Cloud Computing

The healthcare and technology organizations tend to be very optimistic in the coming year for the world’s cloud computing industry.

For the healthcare sector, cloud computing isn’t a whole new concept. The implementation of cloud technology has been growing at a frenetic rate over the last few years. According to a recent report, the global demand for cloud technology in the healthcare industry is projected to expand by US$25.54 billion by 2024. And the outbreak of COVID-19 has only intensified this development.

Although these pandemic effects are still evolving, it is already evident that not all, with some even promising growth, will experience the same consequences. The healthcare and technology organizations tend to be very optimistic in the coming year for the world’s cloud computing industry.

According to Built In, Cloud computing in healthcare is growing so fast that estimates put its global market value at nearly US$10 billion by 2020 and US$45 billion by 2023. A related statistic, from Black Book Market Research, pegged healthcare cloud adoption at a robust 74%. And per a recent story in Global Health magazine, 2019 shaped up to be the cloud’s biggest year ever across the healthcare spectrum.

As social distancing became the new paradigm, the relationships between patients and physicians had to be reconsidered by healthcare practitioners, and innovations that had previously been steadily evolving, such as electronic health records, were quickly intensified.

Along with improvements in patient preferences and modern payment models, this new reality has made technology a major element not only in improving patient care, driving quality, and reducing waste but also in ensuring their protection.
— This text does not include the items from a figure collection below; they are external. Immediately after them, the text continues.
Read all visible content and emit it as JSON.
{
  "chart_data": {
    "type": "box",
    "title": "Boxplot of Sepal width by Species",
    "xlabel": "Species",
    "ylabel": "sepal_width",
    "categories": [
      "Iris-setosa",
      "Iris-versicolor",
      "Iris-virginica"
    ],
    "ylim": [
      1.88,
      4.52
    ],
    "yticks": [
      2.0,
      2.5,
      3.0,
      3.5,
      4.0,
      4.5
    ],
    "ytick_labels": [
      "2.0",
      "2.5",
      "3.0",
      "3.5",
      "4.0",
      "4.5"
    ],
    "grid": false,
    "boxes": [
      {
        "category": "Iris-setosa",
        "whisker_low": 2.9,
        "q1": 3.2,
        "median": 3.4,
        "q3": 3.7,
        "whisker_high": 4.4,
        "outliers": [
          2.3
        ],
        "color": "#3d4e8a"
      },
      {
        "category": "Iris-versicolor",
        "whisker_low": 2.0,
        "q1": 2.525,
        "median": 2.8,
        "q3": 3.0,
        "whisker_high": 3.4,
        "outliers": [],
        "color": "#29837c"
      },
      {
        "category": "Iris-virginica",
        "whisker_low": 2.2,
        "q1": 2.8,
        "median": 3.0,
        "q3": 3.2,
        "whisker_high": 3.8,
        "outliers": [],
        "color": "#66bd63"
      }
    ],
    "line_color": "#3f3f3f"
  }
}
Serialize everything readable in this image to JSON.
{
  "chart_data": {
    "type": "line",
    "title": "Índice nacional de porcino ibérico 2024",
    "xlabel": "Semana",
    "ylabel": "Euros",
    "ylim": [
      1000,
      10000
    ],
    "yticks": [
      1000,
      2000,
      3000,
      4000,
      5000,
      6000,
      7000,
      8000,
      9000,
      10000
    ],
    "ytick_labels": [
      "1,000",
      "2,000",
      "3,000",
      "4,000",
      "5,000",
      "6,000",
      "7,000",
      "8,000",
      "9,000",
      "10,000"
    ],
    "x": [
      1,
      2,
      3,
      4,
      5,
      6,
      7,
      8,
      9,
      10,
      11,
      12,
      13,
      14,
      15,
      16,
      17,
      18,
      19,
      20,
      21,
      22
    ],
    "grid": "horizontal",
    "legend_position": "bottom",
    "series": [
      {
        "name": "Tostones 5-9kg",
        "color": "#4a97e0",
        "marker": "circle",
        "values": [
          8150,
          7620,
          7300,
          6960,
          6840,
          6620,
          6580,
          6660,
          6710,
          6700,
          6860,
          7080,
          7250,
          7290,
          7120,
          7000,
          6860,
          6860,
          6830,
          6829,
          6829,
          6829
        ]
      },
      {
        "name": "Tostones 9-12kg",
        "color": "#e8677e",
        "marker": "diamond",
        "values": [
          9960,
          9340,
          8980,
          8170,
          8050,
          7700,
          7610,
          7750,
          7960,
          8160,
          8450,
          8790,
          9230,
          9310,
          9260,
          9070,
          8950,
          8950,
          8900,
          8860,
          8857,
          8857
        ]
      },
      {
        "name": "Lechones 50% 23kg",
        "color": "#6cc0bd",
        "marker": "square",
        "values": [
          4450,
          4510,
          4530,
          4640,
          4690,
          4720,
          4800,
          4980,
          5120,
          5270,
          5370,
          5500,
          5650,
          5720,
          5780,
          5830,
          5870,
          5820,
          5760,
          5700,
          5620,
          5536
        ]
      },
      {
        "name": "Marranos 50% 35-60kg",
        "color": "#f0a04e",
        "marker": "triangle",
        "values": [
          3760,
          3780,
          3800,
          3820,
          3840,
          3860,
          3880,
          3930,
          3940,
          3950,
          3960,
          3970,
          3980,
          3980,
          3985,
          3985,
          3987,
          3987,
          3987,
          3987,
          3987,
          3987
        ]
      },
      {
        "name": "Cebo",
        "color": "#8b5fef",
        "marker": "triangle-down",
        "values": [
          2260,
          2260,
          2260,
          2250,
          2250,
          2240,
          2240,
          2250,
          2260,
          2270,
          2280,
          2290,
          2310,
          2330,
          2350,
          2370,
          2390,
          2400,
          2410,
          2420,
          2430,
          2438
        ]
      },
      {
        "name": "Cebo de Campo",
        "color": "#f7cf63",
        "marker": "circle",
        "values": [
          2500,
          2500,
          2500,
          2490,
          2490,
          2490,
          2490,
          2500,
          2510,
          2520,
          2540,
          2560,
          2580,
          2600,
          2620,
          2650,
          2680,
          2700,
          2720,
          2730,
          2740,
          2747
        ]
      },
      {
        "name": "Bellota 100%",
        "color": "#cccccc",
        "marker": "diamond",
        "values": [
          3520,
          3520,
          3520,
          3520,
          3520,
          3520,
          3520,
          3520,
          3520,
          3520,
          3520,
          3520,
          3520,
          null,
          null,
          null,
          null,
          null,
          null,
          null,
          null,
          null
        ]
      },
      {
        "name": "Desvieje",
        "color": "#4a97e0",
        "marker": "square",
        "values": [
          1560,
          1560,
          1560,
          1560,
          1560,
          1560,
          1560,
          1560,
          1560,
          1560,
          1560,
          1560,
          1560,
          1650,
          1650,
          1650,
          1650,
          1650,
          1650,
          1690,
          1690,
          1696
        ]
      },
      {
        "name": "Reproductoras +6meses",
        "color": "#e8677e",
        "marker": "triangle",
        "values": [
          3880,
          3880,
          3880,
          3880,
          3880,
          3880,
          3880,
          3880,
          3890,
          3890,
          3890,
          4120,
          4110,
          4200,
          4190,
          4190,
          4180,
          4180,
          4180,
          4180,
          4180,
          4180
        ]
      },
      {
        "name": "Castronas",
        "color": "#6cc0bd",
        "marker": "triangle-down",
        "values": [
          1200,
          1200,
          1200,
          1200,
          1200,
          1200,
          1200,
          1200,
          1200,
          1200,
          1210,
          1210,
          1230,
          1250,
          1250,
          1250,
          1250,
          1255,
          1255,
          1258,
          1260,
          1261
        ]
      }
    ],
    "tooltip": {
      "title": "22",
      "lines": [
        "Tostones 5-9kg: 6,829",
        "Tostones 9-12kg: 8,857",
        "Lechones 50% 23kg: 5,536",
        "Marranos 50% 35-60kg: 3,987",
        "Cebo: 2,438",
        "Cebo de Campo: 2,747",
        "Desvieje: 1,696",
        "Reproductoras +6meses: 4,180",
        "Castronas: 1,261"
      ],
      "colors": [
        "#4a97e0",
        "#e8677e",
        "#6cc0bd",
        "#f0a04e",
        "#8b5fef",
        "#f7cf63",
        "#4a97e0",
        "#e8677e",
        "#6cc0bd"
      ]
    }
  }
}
Cloud computing’s most popular benefits are mentioned below. These various levers will help direct your choices on what kind of in-house technology should be enabled and what to transfer to the cloud.



Cloud computing helps healthcare providers to maximize or minimize their data retention, depending on the flow of patients. If a need occurs, it is easy to increase the ability of the company by pressing a button. Similarly, if a cloud model has to be decreased, versatility exists. Flexibility can provide a true competitive advantage as any second loss affects patient safety and expenditure.



As cloud storage is part of a subscription model, medical providers can save money by buying costly devices and systems. Furthermore, health facilities are able to lower costs using the resources of the service provider through the use of a cloud server.



In order to protect their users from unauthorized access and breaches, most cloud providers now provide protection, risk assessment, and security solutions. It’s all about the cloud service being evaluated and what it offers.

According to Express Healthcare, Gartner in October this year has predicted that by 2022, public cloud services will be essential for 90% of data and analytics innovation. In addition, by the end of 2024, 75% of enterprises will shift from piloting to operationalizing AI, driving a 5X increase in streaming data and analytics infrastructures in the cloud.  As a top 10 trend in data analytics for 2021, Gartner has said that “cloud is a given need” for data analytics this year.

With recent advances in cloud analytics, for people with COVID-19 mutations, it is possible to gain valuable insights into vaccine efficacy. This can eventually contribute to people, around the globe, providing customized and quality healthcare solutions.